Fantômette et le dénouement

Les épisodes avec Fantômette font écho à d’autres éléments du film, comme lorsqu’elle découvre que deux des méchants ne sont autres qu’un vendeur de télévisions et un garagiste. « Comment ces braves gens étaient-ils devenus des malfrats ? » se demande l’héroïne, comme un écho à la domination des colons français, toujours en activité à Madagascar au début des années 1970 malgré la promulgation de son indépendance en 1960.

« Ce sont des bribes de fiction qui viennent parasiter la narration principale, comme un livre qu’on est en train de lire colore le quotidien, explique Robin Campillo, toujours dans les notes de production. L’identification à cette héroïne va pousser Thomas dans une expérience solitaire au moment où il doit quitter Madagascar. »

Un soir et alors que tout le monde dort, il fait le mur habillé dans son costume de Fantômette, cousu quelques jours plus tôt par sa mère. Comme un clandestin « seul avec la nuit », il va conquérir « son autonomie », continue le cinéaste.

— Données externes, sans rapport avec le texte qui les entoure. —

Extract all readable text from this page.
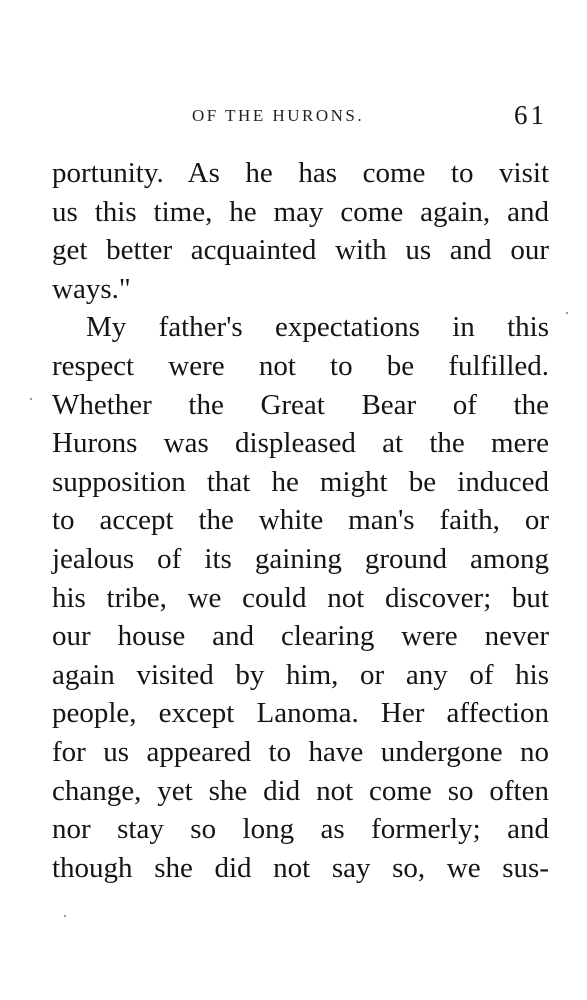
OF THE HURONS.	61
portunity. As he has come to visit
us this time, he may come again, and
get better acquainted with us and our
ways."
My father's expectations in this
respect were not to be fulfilled.
Whether the Great Bear of the
Hurons was displeased at the mere
supposition that he might be induced
to accept the white man's faith, or
jealous of its gaining ground among
his tribe, we could not discover; but
our house and clearing were never
again visited by him, or any of his
people, except Lanoma. Her affection
for us appeared to have undergone no
change, yet she did not come so often
nor stay so long as formerly; and
though she did not say so, we sus-
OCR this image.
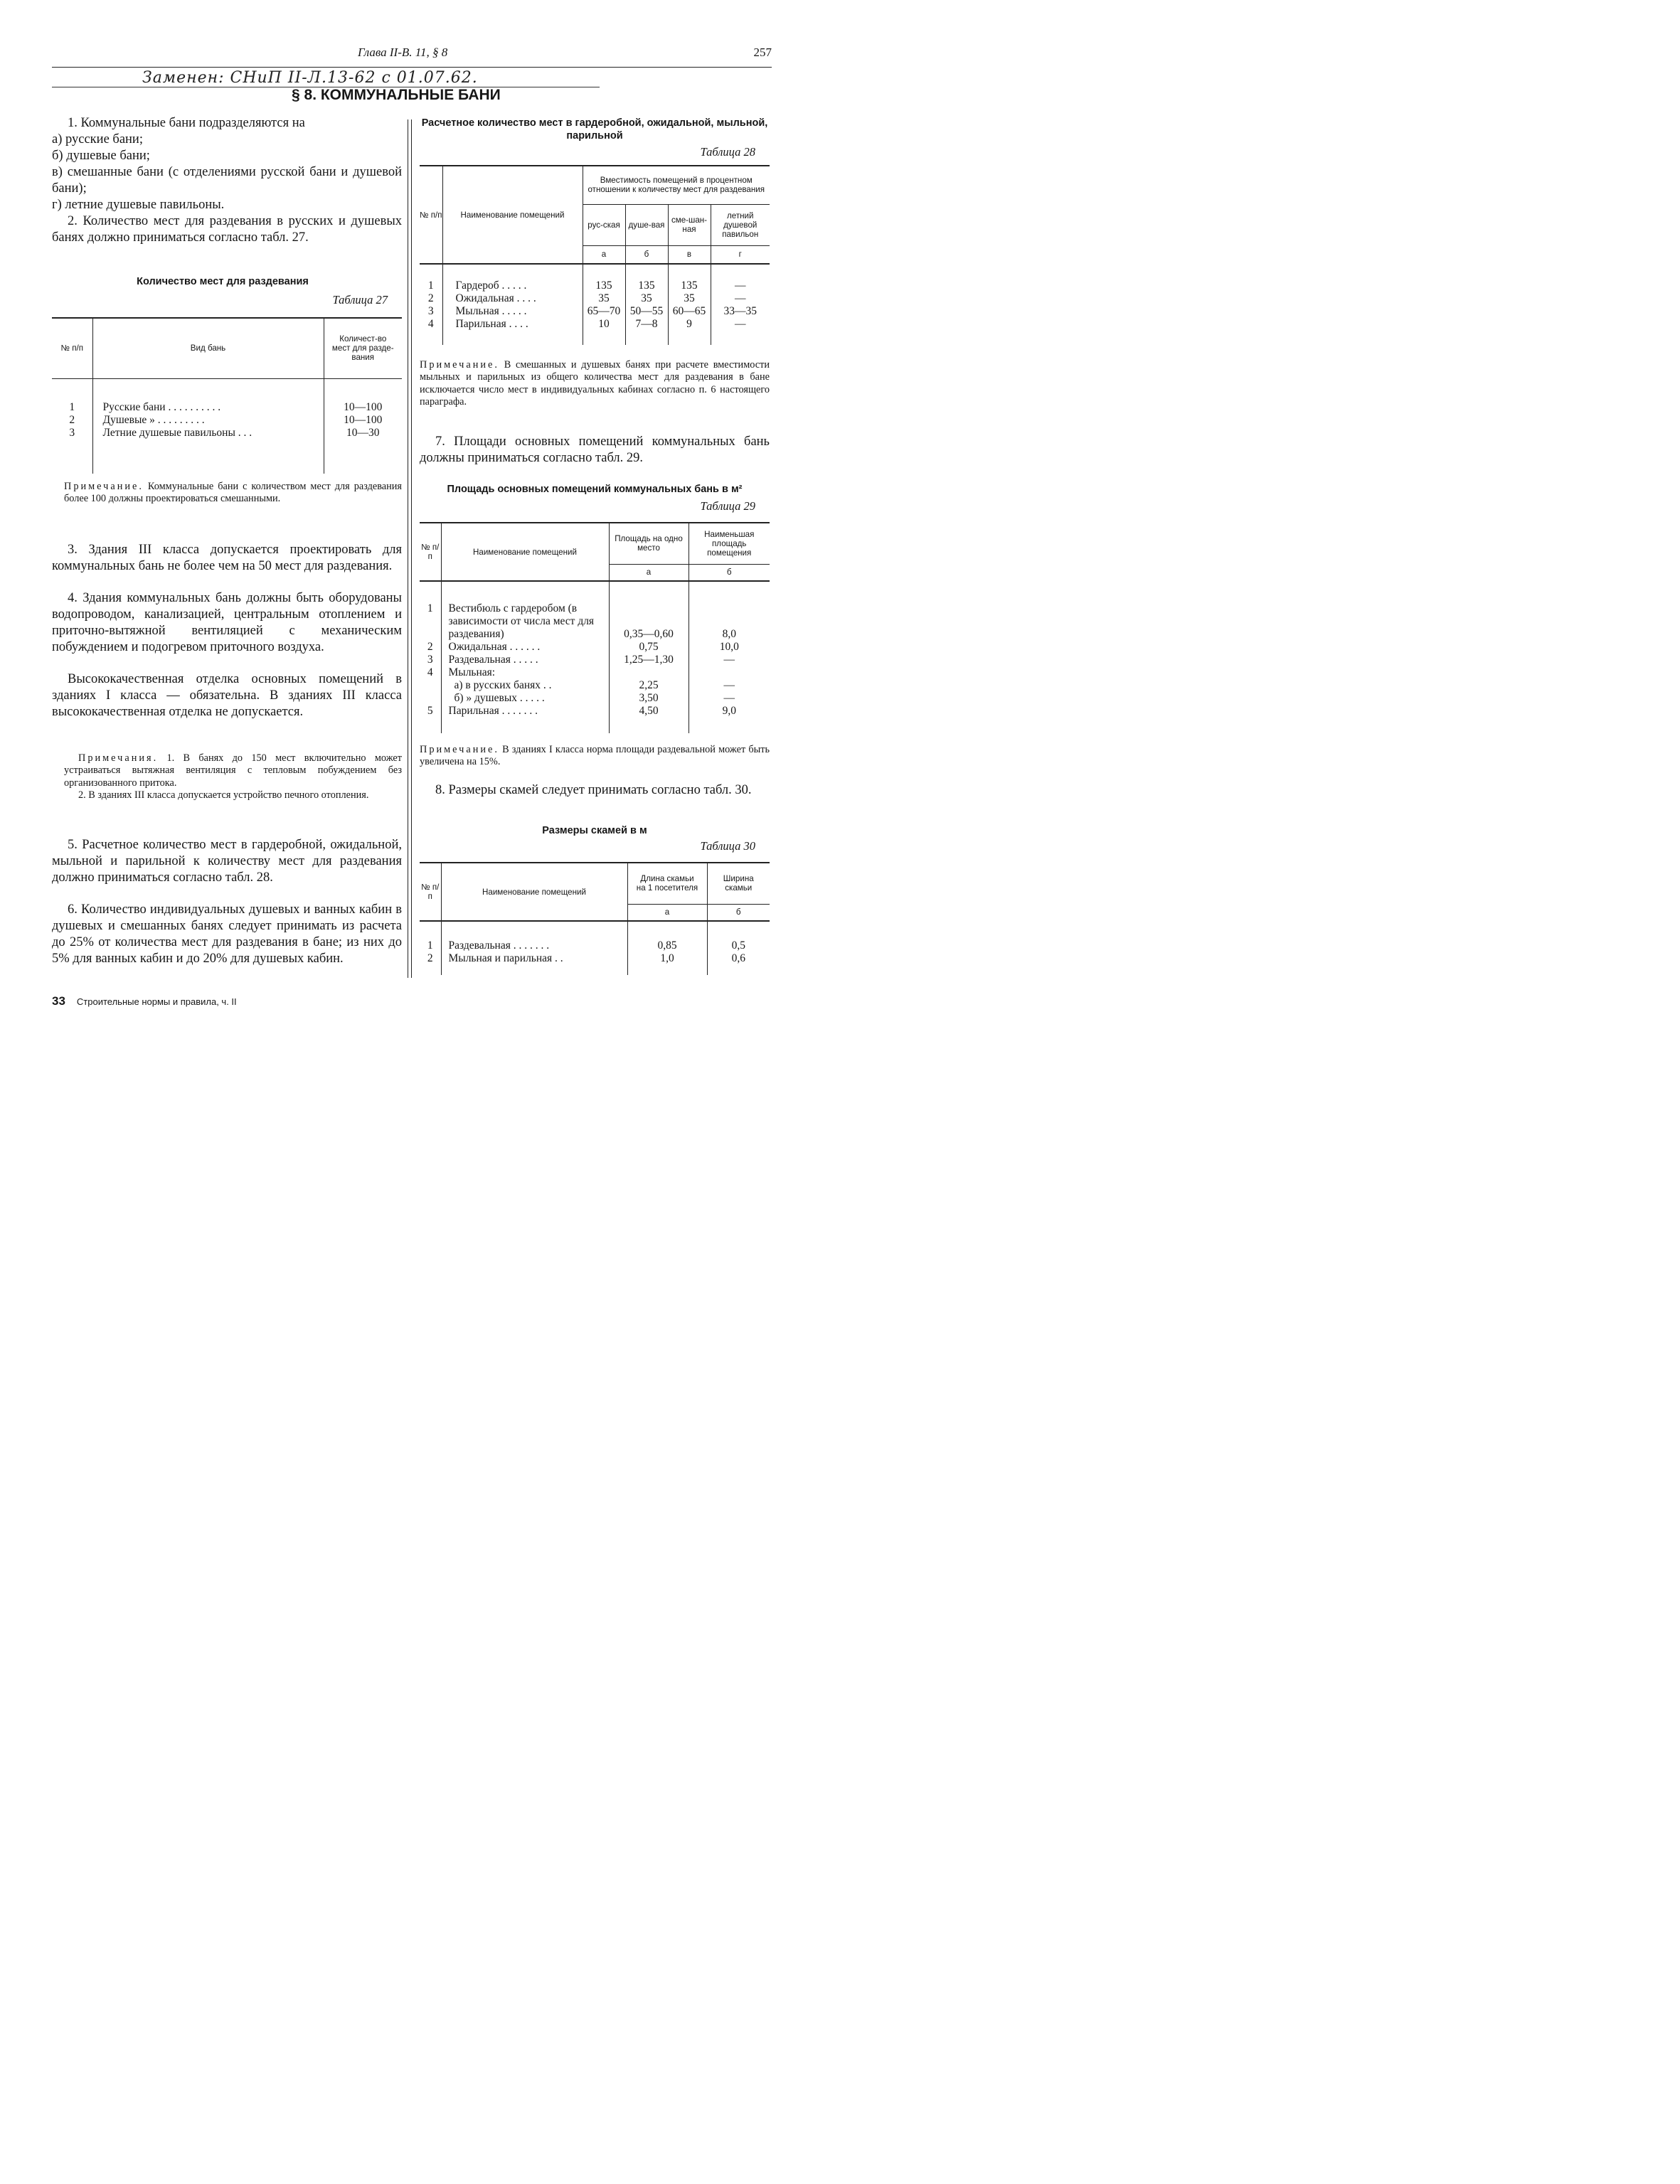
Глава II-В. 11, § 8	257
Заменен: СНиП II-Л.13-62 с 01.07.62.
§ 8. КОММУНАЛЬНЫЕ БАНИ
1. Коммунальные бани подразделяются на
а) русские бани;
б) душевые бани;
в) смешанные бани (с отделениями русской бани и душевой бани);
г) летние душевые павильоны.
2. Количество мест для раздевания в русских и душевых банях должно приниматься согласно табл. 27.
Количество мест для раздевания
Таблица 27
№ п/п	Вид бань	Количест-во мест для разде-вания

1	Русские бани . . . . . . . . . .	10—100
2	Душевые » . . . . . . . . .	10—100
3	Летние душевые павильоны . . .	10—30

Примечание. Коммунальные бани с количеством мест для раздевания более 100 должны проектироваться смешанными.
3. Здания III класса допускается проектировать для коммунальных бань не более чем на 50 мест для раздевания.
4. Здания коммунальных бань должны быть оборудованы водопроводом, канализацией, центральным отоплением и приточно-вытяжной вентиляцией с механическим побуждением и подогревом приточного воздуха.
Высококачественная отделка основных помещений в зданиях I класса — обязательна. В зданиях III класса высококачественная отделка не допускается.
Примечания. 1. В банях до 150 мест включительно может устраиваться вытяжная вентиляция с тепловым побуждением без организованного притока.
2. В зданиях III класса допускается устройство печного отопления.
5. Расчетное количество мест в гардеробной, ожидальной, мыльной и парильной к количеству мест для раздевания должно приниматься согласно табл. 28.
6. Количество индивидуальных душевых и ванных кабин в душевых и смешанных банях следует принимать из расчета до 25% от количества мест для раздевания в бане; из них до 5% для ванных кабин и до 20% для душевых кабин.
Расчетное количество мест в гардеробной, ожидальной, мыльной, парильной
Таблица 28
№ п/п	Наименование помещений	Вместимость помещений в процентном отношении к количеству мест для раздевания			
		рус-ская	душе-вая	сме-шан-ная	летний душевой павильон
		а	б	в	г

1	Гардероб . . . . .	135	135	135	—
2	Ожидальная . . . .	35	35	35	—
3	Мыльная . . . . .	65—70	50—55	60—65	33—35
4	Парильная . . . .	10	7—8	9	—

Примечание. В смешанных и душевых банях при расчете вместимости мыльных и парильных из общего количества мест для раздевания в бане исключается число мест в индивидуальных кабинах согласно п. 6 настоящего параграфа.
7. Площади основных помещений коммунальных бань должны приниматься согласно табл. 29.
Площадь основных помещений коммунальных бань в м²
Таблица 29
№ п/п	Наименование помещений	Площадь на одно место	Наименьшая площадь помещения
		а	б

1	Вестибюль с гардеробом (в зависимости от числа мест для раздевания)	0,35—0,60	8,0
2	Ожидальная . . . . . .	0,75	10,0
3	Раздевальная . . . . .	1,25—1,30	—
4	Мыльная:		
	а) в русских банях . .	2,25	—
	б) » душевых . . . . .	3,50	—
5	Парильная . . . . . . .	4,50	9,0

Примечание. В зданиях I класса норма площади раздевальной может быть увеличена на 15%.
8. Размеры скамей следует принимать согласно табл. 30.
Размеры скамей в м
Таблица 30
№ п/п	Наименование помещений	Длина скамьи на 1 посетителя	Ширина скамьи
		а	б

1	Раздевальная . . . . . . .	0,85	0,5
2	Мыльная и парильная . .	1,0	0,6

33 Строительные нормы и правила, ч. II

C’est une scène clé qui - sans trop en dire - l’emmène vers deux autres personnages, Bernard et Miangaly. Une manière, aussi, pour le réalisateur de conclure le récit de la famille française pour basculer vers un autre récit, celui des Malagasys. Tenus comme figurants jusqu’alors, ils reprennent ainsi toute leur place dans leur roman national d’émancipation.